Chartered accountant Sharpe left full-time work in 2018 and joined asset management firm State Street Global Advisors as a non-executive director. Since February last year, she has also been a trustee on the main board of the Suffolk Agricultural Association (SAA), a charity that promotes food, farming and the countryside and its importance to Suffolk through a range of education programmes for young people at its Trinity Park showground in Ipswich. In addition to her trustee role, with responsibility for governance, Sharpe is also Chairman of the Audit, Investment and Risk Committees.

It seems prophetic that since moving to Suffolk in 2002, it was her family’s annual pilgrimage to SAA’s flagship Suffolk Show, a two-day event that attracts around 100,000 visitors every year and one of the oldest traditional agricultural shows in the UK, that encouraged Sharpe’s foray into animal husbandry.

Lockdown restrictions have had a devastating impact on the charity, forcing it to cancel the main agricultural show and a number of other ancillary events including the Schools Farm and Country Fair, that plays host to around 4,500 primary school pupils from almost 100 schools, due this year to celebrate its 20th anniversary.

The showground remains shut, and all but four staff have been furloughed. While the charity’s insurance will cover some costs, the loss of income from external events is a significant financial blow. “Our number one priority was to establish that we’re financially secure – fortunately our investments are doing better than we thought.”

The charity has just agreed to develop a programme to provide direct outreach to Suffolk primary schools as a replacement for the Schools Farm and Country Fair, as well as reaching out to next year’s higher education agriculture students to see what kind of support they need.

“We’re also starting to think through our strategy for next year’s show and working through some scenarios – from the show running as usual to a physical show not being able to run at all,” says Sharpe.

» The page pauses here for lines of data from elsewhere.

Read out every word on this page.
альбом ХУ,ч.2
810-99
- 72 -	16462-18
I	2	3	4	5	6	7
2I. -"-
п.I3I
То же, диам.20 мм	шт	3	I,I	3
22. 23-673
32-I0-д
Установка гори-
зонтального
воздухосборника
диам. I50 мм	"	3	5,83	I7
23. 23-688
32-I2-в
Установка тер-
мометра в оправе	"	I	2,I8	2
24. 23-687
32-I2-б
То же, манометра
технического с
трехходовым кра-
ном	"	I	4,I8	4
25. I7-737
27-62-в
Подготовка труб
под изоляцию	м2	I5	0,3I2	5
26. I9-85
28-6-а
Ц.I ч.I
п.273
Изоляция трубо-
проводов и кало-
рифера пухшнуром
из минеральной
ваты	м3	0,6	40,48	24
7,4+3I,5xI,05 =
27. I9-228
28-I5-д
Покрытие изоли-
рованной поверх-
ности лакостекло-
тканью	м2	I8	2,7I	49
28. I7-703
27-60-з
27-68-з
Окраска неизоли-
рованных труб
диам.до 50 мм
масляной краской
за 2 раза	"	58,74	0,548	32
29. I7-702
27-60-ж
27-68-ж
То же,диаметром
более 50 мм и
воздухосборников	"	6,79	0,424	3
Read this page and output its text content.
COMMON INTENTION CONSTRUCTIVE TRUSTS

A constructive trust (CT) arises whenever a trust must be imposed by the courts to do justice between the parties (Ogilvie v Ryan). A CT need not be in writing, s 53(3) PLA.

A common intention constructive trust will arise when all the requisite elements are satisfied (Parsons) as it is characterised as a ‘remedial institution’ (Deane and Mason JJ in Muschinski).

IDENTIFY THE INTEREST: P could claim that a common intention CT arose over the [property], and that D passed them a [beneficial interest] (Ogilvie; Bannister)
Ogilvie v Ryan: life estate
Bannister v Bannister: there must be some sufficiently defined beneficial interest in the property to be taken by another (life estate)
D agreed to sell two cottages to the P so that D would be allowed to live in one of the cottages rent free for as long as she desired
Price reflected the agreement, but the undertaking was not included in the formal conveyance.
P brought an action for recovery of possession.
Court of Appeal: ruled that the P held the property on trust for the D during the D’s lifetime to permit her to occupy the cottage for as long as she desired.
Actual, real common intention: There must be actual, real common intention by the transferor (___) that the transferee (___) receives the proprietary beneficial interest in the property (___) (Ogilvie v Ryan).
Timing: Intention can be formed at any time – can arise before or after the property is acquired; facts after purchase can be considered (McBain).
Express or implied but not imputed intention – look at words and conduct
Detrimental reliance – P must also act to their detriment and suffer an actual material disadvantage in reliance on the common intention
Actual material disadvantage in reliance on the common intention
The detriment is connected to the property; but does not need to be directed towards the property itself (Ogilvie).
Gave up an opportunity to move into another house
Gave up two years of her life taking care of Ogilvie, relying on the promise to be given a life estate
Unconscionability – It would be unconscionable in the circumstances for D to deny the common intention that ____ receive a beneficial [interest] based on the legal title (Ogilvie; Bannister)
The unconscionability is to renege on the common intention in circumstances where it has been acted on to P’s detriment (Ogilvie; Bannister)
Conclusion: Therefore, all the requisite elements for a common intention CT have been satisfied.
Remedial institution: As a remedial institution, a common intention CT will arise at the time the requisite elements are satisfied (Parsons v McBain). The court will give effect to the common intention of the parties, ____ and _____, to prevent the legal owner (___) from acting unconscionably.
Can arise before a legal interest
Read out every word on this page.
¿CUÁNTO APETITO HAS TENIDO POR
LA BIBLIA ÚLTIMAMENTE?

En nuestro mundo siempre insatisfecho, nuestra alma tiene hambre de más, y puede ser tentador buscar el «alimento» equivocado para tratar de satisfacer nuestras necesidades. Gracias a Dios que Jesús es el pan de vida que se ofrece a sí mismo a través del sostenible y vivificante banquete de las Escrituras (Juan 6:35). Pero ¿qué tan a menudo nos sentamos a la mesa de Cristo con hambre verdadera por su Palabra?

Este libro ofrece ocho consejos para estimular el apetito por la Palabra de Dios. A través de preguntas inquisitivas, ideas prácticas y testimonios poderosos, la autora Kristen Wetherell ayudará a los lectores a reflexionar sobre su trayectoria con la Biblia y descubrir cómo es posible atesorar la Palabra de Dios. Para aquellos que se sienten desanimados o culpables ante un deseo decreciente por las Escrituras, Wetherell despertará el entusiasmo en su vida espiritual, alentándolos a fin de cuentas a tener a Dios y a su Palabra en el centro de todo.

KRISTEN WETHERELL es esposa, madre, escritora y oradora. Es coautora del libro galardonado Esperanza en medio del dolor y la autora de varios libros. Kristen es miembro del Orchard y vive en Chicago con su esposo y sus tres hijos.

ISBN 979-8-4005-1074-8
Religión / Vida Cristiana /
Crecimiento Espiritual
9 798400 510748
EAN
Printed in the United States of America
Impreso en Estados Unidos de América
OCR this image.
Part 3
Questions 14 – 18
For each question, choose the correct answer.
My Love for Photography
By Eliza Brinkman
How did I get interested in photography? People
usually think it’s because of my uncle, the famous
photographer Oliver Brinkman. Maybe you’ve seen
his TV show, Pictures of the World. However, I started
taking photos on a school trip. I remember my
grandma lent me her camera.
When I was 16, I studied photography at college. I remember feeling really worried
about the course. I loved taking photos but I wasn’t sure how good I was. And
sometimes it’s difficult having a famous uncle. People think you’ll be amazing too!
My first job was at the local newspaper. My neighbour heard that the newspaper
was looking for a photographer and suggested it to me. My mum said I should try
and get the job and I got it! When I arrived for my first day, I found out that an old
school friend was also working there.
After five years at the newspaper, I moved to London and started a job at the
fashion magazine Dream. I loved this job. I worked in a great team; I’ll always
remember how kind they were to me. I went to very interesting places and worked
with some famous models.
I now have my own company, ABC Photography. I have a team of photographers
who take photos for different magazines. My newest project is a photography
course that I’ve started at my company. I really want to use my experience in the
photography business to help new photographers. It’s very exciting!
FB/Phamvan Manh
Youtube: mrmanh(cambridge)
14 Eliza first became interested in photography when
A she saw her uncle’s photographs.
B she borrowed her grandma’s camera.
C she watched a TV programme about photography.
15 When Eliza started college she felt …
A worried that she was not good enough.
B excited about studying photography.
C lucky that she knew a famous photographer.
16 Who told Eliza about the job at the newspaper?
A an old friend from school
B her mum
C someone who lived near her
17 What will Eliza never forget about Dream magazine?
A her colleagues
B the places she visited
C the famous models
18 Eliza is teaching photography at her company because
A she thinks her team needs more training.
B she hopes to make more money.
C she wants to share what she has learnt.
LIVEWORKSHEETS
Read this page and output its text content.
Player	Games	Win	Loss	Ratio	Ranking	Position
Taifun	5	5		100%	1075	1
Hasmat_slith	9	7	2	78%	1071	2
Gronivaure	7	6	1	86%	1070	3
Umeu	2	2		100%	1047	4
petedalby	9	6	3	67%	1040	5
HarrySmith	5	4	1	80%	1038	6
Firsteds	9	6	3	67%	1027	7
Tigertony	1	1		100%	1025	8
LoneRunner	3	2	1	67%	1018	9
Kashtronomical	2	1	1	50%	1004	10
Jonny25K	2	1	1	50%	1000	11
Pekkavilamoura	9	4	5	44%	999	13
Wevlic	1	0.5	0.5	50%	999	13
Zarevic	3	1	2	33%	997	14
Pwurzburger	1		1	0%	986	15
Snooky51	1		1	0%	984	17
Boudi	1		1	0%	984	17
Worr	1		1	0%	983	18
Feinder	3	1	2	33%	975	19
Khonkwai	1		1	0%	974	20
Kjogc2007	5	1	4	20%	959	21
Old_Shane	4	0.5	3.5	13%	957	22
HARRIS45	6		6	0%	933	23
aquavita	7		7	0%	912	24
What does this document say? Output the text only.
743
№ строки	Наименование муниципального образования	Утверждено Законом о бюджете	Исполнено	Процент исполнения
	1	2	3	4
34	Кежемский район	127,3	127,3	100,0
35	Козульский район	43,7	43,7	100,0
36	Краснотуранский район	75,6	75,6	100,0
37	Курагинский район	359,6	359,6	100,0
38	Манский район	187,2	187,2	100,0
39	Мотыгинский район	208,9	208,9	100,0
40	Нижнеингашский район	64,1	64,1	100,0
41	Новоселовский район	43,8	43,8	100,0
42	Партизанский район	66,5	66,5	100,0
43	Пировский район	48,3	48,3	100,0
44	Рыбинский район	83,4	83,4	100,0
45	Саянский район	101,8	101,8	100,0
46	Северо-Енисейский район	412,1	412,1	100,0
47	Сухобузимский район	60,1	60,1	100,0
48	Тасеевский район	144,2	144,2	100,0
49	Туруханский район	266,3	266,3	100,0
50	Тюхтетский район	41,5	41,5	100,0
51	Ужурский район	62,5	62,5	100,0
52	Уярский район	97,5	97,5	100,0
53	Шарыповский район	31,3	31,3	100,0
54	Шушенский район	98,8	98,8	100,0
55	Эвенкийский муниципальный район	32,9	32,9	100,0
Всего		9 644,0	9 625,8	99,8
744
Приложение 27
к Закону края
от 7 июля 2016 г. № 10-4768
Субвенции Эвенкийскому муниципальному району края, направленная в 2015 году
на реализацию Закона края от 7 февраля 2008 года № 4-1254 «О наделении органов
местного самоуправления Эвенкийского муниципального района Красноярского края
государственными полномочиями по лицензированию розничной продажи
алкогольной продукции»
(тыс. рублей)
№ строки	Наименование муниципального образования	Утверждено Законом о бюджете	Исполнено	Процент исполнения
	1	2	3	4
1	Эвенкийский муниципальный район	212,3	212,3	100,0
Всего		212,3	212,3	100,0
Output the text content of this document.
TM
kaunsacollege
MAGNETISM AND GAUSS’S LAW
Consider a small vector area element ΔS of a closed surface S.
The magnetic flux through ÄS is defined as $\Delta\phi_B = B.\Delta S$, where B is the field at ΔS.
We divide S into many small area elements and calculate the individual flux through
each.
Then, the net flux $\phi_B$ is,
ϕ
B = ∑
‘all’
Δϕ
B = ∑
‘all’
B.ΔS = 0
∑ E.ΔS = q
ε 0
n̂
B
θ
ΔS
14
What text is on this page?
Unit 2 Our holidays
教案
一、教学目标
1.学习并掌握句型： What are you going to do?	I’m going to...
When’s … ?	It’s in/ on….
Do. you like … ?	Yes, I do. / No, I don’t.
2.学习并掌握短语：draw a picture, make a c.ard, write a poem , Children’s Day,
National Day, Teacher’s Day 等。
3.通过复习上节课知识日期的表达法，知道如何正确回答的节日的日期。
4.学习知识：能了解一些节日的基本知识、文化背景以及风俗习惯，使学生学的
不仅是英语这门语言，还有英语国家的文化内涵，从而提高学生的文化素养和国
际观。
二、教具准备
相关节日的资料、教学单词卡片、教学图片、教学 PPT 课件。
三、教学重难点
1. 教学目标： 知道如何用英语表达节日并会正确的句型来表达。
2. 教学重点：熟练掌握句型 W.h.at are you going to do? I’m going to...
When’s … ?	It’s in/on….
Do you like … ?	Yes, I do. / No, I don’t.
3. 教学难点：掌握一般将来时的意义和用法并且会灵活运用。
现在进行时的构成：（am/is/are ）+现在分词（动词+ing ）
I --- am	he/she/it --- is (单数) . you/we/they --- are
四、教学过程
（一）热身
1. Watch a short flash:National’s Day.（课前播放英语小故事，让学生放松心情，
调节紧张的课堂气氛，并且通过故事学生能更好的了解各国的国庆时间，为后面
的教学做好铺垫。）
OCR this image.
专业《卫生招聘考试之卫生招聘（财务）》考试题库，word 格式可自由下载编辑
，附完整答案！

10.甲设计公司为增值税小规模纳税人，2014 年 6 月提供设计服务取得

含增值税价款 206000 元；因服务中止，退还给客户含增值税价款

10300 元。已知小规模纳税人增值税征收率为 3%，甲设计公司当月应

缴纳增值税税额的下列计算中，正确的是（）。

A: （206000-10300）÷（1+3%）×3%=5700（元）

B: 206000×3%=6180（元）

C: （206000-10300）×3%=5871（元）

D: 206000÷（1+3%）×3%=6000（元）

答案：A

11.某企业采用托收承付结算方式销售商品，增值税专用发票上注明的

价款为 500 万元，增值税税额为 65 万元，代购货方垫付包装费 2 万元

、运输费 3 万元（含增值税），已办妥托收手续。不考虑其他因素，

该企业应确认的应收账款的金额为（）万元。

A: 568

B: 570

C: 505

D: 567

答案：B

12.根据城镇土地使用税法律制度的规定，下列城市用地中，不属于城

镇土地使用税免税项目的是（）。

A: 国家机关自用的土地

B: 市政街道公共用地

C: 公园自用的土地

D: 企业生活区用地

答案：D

She is thankful for some of the excellent training she has made use of including a “Decision making in a crisis" course facilitated by Women on Boards and significant resources and free virtual courses run by the Institute. “One that I benefited from greatly was "How to run successful virtual board meetings" – the timing was perfect, as it came just before I had to chair my first Investment Committee meeting for the SAA.”

In anticipation of a return to some semblance of normal, a collective sense of helping each other through the crisis prevails. A circus the charity has a long relationship with is being allowed to stay on the showground site. The show director is one of the largest growers of asparagus in the country and many circus performers have found work on his farm.

Against a backdrop of uncertainty, the routine of tending her animals has proved a great source of comfort during the past few months and her training and experience as a chartered accountant has stood her in good stead. “If you don’t plan anything and struggle every day there’s no basis on which to make any decisions.”